(Reuters) - A new EU fiscal treaty will only allow euro zone countries to incur budget deficits during severe economic downturns in the euro zone or other exceptional events, according to a draft of the document obtained by Reuters on Wednesday.
The document is the latest draft of a treaty to tighten fiscal controls in the euro zone, a move Germany has insisted upon in order to prevent a repeat of the runaway spending that led to a debt crisis in the 17-country euro zone.
In the latest draft, officials spell out more clearly when the euro zone would tolerate a deviation from a budget in balance or in surplus -- called the medium-term objective:
Temporary deviation from the medium-term objective will only be allowed in cases of (an) unusual event outside the control of the contracting party with a major impact on the financial position of the general government or in periods of severe economic downturn for the euro area, the EU or the concerned contracting party.
The balanced-budget rule, which demands governments balance their budgets over the economic cycle, is central to the new treaty.

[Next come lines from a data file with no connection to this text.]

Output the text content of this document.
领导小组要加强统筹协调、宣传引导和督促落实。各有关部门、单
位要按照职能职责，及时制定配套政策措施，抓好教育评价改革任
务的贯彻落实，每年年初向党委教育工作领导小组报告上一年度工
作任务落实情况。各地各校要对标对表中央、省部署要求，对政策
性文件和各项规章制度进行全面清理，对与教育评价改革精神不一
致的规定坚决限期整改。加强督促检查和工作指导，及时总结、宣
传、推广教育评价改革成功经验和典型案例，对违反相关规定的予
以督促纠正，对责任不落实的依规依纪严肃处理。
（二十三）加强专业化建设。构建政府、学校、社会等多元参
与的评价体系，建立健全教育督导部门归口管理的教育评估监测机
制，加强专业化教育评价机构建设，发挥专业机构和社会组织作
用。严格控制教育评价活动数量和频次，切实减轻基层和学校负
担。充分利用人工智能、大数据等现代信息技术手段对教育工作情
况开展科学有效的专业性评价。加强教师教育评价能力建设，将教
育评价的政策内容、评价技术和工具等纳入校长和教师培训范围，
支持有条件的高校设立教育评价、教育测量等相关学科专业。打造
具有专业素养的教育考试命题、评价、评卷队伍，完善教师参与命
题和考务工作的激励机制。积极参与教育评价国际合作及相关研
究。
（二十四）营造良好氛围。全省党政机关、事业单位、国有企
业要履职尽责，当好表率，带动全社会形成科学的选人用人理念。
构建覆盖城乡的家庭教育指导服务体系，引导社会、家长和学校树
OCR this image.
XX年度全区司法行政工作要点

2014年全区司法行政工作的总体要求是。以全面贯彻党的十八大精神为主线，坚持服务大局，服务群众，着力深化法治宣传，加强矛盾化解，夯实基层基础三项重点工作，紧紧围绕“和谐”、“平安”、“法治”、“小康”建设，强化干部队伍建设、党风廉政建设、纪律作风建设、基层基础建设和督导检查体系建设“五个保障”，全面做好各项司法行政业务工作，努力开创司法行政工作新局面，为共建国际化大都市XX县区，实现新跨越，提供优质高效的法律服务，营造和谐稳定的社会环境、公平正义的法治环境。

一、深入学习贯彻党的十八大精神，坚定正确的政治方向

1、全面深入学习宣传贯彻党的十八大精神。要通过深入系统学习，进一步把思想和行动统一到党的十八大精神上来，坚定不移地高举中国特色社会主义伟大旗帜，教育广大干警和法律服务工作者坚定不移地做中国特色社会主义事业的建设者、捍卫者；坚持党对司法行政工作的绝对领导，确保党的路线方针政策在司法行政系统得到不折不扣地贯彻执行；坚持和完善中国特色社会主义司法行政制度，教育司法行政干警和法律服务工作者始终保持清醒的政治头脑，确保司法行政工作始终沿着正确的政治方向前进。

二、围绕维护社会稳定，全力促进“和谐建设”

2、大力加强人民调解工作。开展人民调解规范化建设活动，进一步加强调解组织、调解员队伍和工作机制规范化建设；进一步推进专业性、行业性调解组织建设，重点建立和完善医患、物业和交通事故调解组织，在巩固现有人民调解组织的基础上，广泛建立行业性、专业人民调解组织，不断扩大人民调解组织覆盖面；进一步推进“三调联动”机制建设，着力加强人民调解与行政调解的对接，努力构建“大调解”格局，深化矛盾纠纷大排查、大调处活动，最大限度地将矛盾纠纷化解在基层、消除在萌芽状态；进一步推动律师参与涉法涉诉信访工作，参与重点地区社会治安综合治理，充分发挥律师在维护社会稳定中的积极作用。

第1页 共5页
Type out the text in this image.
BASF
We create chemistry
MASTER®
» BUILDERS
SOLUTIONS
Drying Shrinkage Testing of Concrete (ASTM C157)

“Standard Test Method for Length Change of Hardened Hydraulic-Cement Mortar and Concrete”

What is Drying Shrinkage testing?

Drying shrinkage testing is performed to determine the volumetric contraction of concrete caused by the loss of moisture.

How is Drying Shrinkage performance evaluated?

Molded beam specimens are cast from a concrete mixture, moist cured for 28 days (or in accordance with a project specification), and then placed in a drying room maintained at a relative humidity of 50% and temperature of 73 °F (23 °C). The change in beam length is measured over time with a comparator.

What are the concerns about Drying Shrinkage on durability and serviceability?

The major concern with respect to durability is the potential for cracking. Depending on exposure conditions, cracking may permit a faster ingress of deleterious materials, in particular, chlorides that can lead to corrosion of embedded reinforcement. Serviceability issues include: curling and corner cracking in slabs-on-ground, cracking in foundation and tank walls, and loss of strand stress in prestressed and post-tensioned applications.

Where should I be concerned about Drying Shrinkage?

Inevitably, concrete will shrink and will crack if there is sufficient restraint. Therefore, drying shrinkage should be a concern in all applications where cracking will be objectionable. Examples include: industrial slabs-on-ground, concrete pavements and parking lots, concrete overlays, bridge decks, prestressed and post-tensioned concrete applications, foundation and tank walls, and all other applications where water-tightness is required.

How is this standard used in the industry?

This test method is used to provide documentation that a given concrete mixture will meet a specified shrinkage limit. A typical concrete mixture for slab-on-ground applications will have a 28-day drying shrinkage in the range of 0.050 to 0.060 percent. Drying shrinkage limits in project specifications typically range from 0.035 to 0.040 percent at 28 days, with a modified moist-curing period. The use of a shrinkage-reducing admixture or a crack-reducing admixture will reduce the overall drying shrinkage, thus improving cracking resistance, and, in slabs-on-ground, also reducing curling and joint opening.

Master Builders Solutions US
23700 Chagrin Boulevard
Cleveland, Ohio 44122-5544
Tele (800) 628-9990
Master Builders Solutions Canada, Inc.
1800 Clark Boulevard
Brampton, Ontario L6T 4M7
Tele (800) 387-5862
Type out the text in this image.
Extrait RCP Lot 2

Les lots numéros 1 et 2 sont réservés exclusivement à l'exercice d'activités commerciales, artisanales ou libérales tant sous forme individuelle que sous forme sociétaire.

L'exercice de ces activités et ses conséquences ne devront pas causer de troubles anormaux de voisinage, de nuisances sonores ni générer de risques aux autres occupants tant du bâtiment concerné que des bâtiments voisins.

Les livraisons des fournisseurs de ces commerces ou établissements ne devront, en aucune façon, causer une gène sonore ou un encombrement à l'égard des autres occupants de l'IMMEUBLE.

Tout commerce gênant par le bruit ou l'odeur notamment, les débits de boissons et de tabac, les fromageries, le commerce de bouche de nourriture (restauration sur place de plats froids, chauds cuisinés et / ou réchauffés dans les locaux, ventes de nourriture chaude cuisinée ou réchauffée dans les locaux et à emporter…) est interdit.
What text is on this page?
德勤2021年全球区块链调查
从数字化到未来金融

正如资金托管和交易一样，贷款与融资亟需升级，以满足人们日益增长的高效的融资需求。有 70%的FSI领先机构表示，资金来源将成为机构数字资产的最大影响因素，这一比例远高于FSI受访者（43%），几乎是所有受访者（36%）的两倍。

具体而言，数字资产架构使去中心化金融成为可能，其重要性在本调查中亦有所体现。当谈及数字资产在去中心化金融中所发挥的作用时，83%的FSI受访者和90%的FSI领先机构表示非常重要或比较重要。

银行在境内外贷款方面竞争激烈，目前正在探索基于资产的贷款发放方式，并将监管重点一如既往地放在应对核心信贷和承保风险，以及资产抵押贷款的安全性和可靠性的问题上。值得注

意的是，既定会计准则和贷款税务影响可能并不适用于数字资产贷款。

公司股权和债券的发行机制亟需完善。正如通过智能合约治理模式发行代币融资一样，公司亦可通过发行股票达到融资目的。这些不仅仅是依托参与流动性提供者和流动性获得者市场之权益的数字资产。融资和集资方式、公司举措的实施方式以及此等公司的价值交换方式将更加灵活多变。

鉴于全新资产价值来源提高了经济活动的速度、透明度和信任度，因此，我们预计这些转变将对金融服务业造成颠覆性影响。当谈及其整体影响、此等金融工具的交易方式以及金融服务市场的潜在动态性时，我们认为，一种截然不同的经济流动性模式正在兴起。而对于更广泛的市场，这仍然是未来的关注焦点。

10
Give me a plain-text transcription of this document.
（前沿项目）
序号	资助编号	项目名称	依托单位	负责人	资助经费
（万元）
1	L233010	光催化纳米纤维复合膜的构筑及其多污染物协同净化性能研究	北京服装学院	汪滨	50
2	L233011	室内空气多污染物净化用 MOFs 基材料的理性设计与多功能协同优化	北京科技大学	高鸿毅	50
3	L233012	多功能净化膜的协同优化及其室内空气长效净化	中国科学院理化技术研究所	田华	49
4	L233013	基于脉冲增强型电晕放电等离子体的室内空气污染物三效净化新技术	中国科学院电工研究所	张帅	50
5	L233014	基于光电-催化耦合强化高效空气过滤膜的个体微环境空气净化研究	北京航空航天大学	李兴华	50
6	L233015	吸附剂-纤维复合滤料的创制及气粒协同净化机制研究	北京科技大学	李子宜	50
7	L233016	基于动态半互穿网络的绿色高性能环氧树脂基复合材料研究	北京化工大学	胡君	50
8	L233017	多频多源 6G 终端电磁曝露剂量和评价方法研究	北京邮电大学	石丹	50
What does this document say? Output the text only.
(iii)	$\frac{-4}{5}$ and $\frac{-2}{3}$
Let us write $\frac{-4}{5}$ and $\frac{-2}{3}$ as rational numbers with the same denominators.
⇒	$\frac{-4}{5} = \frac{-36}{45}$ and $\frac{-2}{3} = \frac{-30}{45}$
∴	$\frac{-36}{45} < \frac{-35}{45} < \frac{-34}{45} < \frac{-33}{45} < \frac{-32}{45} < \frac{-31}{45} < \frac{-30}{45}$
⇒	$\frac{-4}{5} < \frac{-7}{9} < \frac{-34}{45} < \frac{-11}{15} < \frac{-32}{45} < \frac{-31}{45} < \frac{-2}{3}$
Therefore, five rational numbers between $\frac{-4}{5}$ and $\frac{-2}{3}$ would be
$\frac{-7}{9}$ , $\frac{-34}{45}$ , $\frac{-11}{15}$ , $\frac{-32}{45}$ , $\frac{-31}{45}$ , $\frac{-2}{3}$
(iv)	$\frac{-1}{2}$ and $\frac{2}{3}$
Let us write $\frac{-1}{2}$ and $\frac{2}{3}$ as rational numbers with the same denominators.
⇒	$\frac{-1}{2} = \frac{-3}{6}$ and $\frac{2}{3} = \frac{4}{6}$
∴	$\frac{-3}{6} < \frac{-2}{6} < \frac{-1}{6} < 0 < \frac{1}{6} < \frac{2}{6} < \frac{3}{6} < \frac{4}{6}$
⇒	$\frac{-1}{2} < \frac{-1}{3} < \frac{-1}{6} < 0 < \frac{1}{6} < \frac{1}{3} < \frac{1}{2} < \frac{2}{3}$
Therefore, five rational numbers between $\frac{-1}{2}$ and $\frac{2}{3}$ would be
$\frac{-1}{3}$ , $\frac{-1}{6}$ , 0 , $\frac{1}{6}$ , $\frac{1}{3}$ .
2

The draft sets a provisional timeline for the entry into force of the new regime by the start of next year.
The draft also removes a controversial reference to deeper integration in the single market among those who sign up to the pact.
This was problematic for Britain, which has opted out of the new agreement, and will not want to be left on the sidelines as a large group of EU countries deepen their ties. Up to 26 EU countries are expected to back the agreement.